İstanbul kültürel mirası itibarıyla her ne kadar zengin olsa da, sanat üretimi, eğitimi, sanatsal bilgi kaynaklarının yaygınlığı, sergilenme imkanları, fon kaynakları, etkinliklere erişim, sanat iletişimi, medyası ve tüketimi itibarıyla, Avrupa'nın büyük kentlerinin kültür altyapıları ile karşılaştırıldığında, fakir bir konumdadır. Bu kaynakların tüm İstanbulluların erişebileceği kapasiteler olarak hayata geçirilmeleri suretiyle kentliler kendilerini yaratıcı şekillerde ve bireyler olarak daha iyi ifade edebilecekler. İstanbul 2010, sanat ve kültür yoluyla, sanatın ve kültürel faaliyetlerin sorgulayıcı, araştırıcı, yeni perspektif açıcı ve katılımcı dinamiklerini değerlendirerek kentteki dönüşümün yönünü kentlilerin medeni ve birarada yaşama ihtiyaçlarına cevap verecek istikamete doğrultmayı amaçlayabilir. Dönüşüm bir kesim kentliyi dışlayan, kentte halihazırda varolan kutuplaşmaları besleyen dinamikleri etkisizleştiren bir veçhe kazanmak durumundadır.
Birarada yaşama
İstanbul'un 2010 yılında Avrupa Kültür Başkenti olması bir üçüncü fırsat daha yaratıyor.

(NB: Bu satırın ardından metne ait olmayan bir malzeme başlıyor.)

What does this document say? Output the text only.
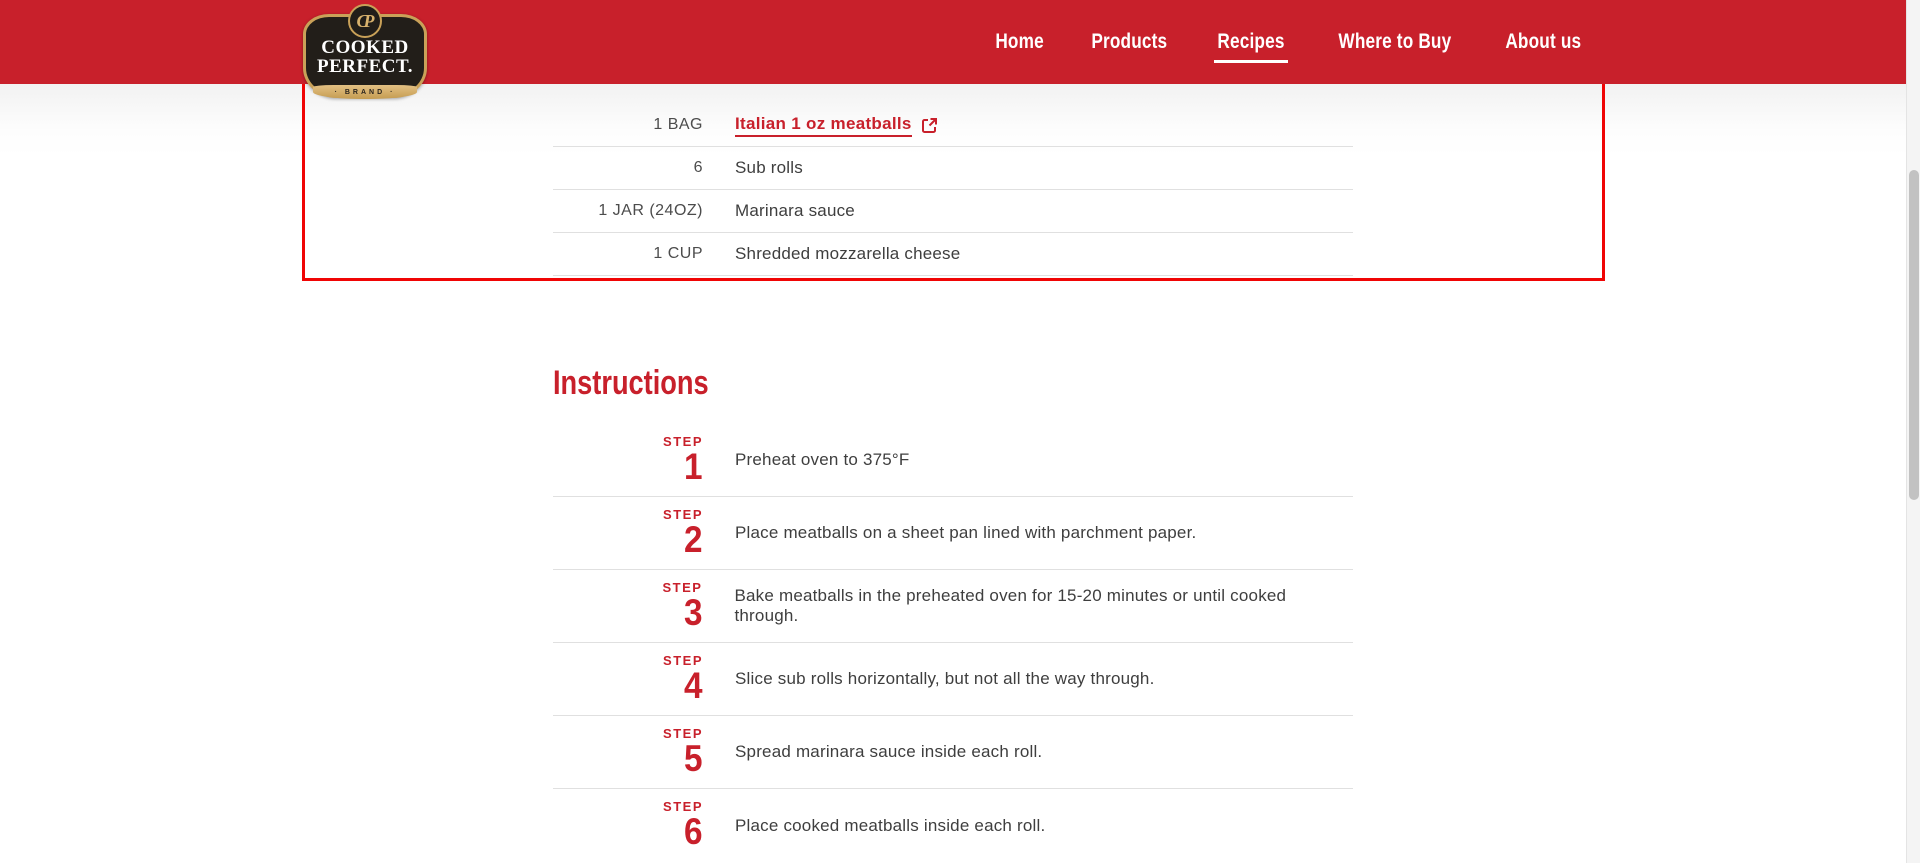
Home Products Recipes	Where to Buy	About us
CP
COOKED
PERFECT.
· BRAND ·
1 BAG Italian 1 oz meatballs
6 Sub rolls
1 JAR (24OZ) Marinara sauce
1 CUP Shredded mozzarella cheese
Instructions
STEP
1 Preheat oven to 375°F
STEP
2 Place meatballs on a sheet pan lined with parchment paper.
STEP
3 Bake meatballs in the preheated oven for 15-20 minutes or until cooked through.
STEP
4 Slice sub rolls horizontally, but not all the way through.
STEP
5 Spread marinara sauce inside each roll.
STEP
6 Place cooked meatballs inside each roll.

O da, İstanbul'un bünyesinde barındırdığı gelmiş geçmiş ve halen bugün kavşağında oturduğu kültürel çeşitlilik ve bu farklılıklarla birarada yaşama pratiklerini Avrupa ile paylaşma fırsatıdır. Bu fırsat aynı zamanda İstanbul'un Türkiye içinde, kendi bünyesinde, kendi kendimize de açacağımız bir diyalog sürecidir. Bugün, küreselleşme ile birlikte gelen güvensizlik ortamından beslenen içe kapanmacı ve dışlayıcı eğilim ve politikaların medeniyetlerarası köprü olma işlevi görmüş İstanbul gibi dünya kentlerinin çabası ve katkısıyla etkisizleştirilmesi mümkündür. İstanbul Avrupa Kültür Başkenti olarak hem geçmişinden getirdiği kültürel birikimini hem de bugün bünyesine çektiği farklı kültürleri yaratıcı mecralarda birbirleriyle ilişki kurdurabilen ve bu buluşmadan çıkan yeni enerjileri kullanabilen bir kent olmalıdır.

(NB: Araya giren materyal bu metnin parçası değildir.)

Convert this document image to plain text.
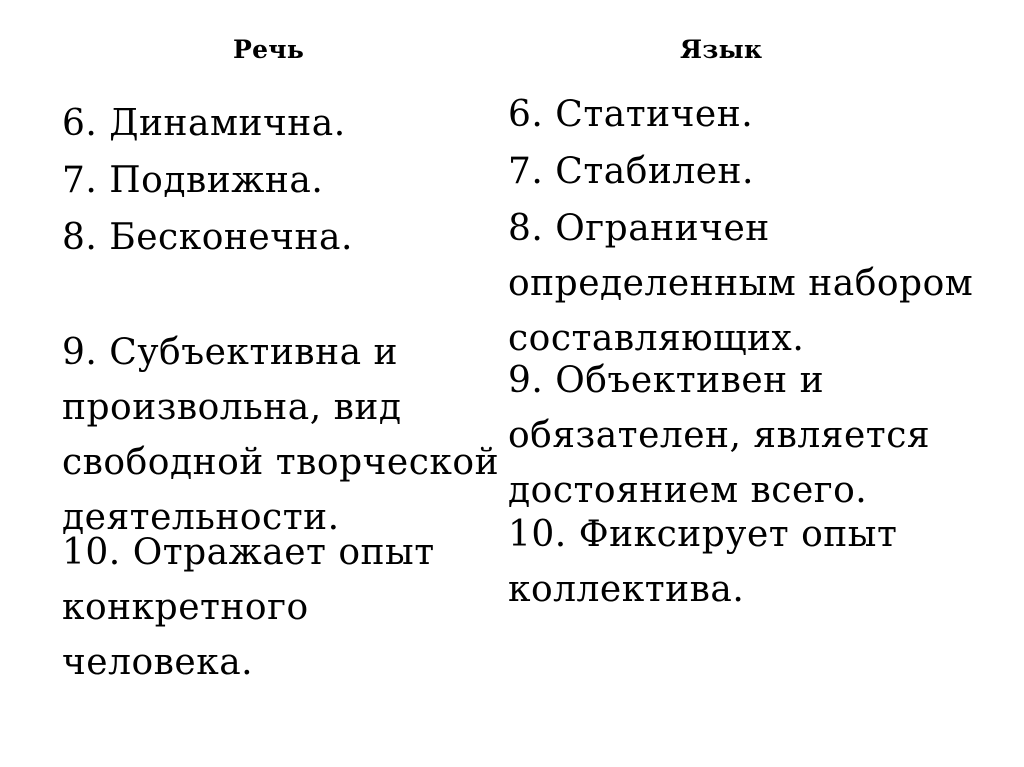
Речь	Язык

6. Динамична.

7. Подвижна.

8. Бесконечна.

9. Субъективна и
произвольна, вид
свободной творческой
деятельности.

10. Отражает опыт
конкретного
человека.

6. Статичен.

7. Стабилен.

8. Ограничен
определенным набором
составляющих.

9. Объективен и
обязателен, является
достоянием всего.

10. Фиксирует опыт
коллектива.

İstanbul Avrupa Kültür Başkentliği ile hem kendi içinde hem kendi dışıyla, Avrupa'dan Doğu'ya, Akdeniz'den Ortadoğu'ya giderek birbirine cephe alan kültürlerin birbirlerine açılarak karşılıklı alışverişleri için tarihi bir çaba teşkil edecektir. İstanbul'dan başka hangi şehir kültürel paylaşım ve açıklık yoluyla güvenlik ortamının sağlanabileceğini daha iyi anlatabilir? Kültürlerarası diyalog en iyi sanat projeleri ile ifadesini buluyor; İstanbul 2010'un misyonu ise sanatı okullardan hastanelere, fakir mahallelerden her türlü mekân ve sokaklara, eski ve yeni göçmenlerden her kesimin yaratıcı katılımı ve müdahalesine açarak, yani kentlileri sanat yapabilir, sanat isteyebilir kılarak, diyalog çemberini genişletmek olacaktır.